What is the current firmware version on your NVR? It might be on a older version which cannot upgrade to the latest version directly.

Please email us a screenshot of the current version you have and we will email you a version you can upgrade to before upgrading to the latest.

Please email to sup...@gwsecurityusa.com

[Lucid Information]

Saying there was glitch in one of your servers is mis-leading.
I understand that you simply re-brand hanbang / Dahua camera's and DVRs, so maybe you don't actually have any knowledge of the undocumented telnet access that is still running in the latest version of your firmware.
And maybe you don't actually know that the camera's and DVRs connect to a T2uSvr @ nat.vveye.net regardless of what the settings are, and register with a dns server that doesn't show in the settings anywhere and cannot be removed.

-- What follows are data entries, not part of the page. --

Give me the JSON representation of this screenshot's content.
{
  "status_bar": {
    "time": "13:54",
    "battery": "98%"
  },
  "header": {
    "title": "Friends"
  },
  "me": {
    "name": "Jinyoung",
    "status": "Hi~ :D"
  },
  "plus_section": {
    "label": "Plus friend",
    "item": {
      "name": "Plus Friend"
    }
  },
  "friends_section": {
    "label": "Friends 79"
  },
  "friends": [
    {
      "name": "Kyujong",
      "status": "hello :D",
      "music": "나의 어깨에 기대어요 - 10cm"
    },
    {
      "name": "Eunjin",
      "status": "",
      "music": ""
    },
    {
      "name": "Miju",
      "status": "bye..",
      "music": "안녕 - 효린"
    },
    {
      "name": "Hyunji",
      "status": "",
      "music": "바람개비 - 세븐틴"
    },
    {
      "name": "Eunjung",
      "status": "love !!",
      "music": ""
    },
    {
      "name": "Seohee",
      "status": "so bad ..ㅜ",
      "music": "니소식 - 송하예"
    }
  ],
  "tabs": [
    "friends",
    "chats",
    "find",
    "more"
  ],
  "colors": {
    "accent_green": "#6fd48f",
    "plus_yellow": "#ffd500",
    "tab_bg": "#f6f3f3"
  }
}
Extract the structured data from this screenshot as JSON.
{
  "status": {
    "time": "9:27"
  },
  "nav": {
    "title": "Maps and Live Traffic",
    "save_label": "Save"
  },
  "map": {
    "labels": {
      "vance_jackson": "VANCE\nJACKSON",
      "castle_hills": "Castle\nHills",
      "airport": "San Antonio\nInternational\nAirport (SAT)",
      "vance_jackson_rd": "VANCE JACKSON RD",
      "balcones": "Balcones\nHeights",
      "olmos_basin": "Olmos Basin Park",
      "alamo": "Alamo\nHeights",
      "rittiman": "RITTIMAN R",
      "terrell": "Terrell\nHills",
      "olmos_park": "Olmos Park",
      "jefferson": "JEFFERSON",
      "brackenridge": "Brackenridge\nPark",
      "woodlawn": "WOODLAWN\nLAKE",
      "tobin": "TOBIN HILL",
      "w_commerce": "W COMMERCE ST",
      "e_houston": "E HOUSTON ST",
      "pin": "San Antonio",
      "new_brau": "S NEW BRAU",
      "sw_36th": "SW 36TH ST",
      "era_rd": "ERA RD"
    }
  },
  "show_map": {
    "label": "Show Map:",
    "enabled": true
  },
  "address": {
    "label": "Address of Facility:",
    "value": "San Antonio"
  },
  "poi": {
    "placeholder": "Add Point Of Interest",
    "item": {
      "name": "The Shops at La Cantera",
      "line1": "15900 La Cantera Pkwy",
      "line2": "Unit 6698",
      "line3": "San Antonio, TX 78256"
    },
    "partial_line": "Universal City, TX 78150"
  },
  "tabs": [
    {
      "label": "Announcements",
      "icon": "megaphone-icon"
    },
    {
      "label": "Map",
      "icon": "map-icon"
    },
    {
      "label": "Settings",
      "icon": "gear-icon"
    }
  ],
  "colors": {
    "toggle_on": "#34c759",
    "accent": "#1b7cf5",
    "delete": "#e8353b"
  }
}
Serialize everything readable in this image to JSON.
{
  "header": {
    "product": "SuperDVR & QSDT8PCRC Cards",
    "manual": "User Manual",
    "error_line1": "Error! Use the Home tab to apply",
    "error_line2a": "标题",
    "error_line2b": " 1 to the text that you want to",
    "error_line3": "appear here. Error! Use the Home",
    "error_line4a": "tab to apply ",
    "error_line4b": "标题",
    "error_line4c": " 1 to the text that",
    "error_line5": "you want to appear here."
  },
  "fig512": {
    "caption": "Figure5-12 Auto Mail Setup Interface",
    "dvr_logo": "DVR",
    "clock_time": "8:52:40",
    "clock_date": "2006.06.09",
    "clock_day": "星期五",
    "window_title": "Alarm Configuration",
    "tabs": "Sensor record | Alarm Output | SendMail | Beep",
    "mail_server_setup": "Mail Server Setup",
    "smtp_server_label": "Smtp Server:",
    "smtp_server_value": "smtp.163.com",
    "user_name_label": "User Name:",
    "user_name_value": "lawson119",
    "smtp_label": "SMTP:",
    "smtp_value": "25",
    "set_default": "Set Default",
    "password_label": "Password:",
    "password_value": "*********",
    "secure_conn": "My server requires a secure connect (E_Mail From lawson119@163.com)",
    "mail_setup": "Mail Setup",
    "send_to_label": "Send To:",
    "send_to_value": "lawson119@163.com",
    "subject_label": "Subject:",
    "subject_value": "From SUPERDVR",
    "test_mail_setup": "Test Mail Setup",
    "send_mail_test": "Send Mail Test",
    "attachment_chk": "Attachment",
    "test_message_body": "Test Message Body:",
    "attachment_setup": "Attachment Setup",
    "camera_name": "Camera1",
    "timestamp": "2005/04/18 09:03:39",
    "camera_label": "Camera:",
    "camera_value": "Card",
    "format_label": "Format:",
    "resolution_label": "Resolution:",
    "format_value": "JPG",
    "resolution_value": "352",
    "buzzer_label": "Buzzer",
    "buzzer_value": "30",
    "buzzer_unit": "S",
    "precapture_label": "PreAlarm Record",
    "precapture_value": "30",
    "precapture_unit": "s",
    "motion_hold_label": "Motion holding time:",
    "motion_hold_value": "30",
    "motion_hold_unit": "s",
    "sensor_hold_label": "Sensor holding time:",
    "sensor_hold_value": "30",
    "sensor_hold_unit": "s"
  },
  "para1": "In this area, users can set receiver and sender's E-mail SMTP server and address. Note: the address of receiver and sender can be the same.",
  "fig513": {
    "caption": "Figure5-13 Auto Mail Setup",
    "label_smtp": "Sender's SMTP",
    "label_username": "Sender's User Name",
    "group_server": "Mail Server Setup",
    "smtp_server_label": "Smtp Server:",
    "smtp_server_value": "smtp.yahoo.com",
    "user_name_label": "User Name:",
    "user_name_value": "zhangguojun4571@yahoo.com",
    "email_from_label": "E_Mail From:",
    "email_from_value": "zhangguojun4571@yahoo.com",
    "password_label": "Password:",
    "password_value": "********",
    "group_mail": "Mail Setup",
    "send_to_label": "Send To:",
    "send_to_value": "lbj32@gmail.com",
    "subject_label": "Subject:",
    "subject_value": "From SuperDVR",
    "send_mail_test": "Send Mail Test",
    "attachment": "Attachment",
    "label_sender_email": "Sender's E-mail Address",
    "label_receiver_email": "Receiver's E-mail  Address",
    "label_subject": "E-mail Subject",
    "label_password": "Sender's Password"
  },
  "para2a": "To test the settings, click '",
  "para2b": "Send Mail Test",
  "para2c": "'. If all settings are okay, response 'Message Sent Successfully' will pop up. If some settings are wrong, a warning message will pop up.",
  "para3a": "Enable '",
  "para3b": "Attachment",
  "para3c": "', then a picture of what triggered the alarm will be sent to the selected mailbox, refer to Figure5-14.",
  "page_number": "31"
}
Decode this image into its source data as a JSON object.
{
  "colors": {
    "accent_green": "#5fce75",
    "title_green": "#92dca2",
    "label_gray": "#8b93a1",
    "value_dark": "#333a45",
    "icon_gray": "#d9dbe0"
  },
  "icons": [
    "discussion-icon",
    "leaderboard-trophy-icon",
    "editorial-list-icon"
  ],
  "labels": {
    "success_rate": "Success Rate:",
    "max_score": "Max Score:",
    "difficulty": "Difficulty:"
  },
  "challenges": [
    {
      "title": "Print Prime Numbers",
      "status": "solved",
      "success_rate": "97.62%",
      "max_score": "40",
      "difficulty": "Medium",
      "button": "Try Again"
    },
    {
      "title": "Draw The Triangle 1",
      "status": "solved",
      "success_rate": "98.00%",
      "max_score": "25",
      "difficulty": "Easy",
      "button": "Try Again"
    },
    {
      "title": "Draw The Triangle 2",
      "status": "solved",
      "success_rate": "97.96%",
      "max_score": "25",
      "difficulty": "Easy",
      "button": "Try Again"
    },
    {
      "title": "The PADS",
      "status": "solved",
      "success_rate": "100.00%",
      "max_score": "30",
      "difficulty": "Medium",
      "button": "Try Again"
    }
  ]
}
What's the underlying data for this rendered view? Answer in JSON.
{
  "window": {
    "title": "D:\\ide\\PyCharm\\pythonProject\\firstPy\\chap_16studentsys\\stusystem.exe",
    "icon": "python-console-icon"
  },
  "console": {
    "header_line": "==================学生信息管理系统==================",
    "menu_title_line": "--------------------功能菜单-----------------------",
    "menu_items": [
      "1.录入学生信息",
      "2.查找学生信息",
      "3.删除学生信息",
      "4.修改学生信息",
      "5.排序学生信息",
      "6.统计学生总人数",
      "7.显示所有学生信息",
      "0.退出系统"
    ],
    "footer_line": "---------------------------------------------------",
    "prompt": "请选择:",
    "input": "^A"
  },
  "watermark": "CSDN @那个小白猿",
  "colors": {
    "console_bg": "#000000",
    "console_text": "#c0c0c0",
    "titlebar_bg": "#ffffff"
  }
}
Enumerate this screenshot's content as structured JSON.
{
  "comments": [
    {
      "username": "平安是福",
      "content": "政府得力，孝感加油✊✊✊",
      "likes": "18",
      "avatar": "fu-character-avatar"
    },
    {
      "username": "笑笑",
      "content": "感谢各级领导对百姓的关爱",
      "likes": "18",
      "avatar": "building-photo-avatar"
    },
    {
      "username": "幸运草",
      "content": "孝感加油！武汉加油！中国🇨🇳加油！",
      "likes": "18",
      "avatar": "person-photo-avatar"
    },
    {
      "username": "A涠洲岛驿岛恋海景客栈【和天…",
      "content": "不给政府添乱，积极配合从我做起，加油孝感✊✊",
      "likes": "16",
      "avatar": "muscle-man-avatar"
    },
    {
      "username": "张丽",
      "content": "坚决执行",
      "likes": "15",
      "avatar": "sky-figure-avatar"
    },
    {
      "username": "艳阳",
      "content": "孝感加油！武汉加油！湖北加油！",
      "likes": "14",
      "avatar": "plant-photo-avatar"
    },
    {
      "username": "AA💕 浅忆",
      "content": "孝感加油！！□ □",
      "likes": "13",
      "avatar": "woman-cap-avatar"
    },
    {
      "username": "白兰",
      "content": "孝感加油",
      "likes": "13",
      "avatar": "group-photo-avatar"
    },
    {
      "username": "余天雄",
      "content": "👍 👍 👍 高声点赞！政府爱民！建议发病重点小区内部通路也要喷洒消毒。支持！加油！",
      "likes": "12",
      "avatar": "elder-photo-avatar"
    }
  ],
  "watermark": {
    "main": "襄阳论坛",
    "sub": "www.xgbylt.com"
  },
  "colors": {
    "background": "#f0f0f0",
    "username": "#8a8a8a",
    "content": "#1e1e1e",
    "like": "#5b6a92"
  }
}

But the people who's products you rebrand were notified in March of the issue and it was documented in CVE-2017-14335
https://nvd.nist.gov/vuln/detail/CVE-2017-14335
You could consider CVE-2017-14335 a "glitch" since it is an exploit of the HTTP server not properly handeling authentication.
But the previous CVE's going back 5 years specifically mention the backdoor telnet access.
You have been "patching" this backdoor since at least 2012, and while thousands of camera's and NVR get hacked over and over, the backdoor is never removed, just the undocumented account and password are changed.

hikvision and Dahua refused to admit it existed, and Hanbang simply refused to respond.

I ran a port scan on your latest firmware and sure enough Telnet on port 23 is responding, although it is not documented anywhere in your product information.

On your camera, after I downloaded the latest firmware it took less than 10 minutes for me to guess the backdoor password you still have in place.
I understand you only resell what the Chinese feel like giving you, that isn't your fault.
Continuing to do it when you know about it is.

I was hoping You could just copy this to GW SECU, and GW Security-inc etal "QA" areas and save on the reposting.

regards
DJ

[GW Security Q&A forum]

Reply lock due to length; please open a new topic to ask related question.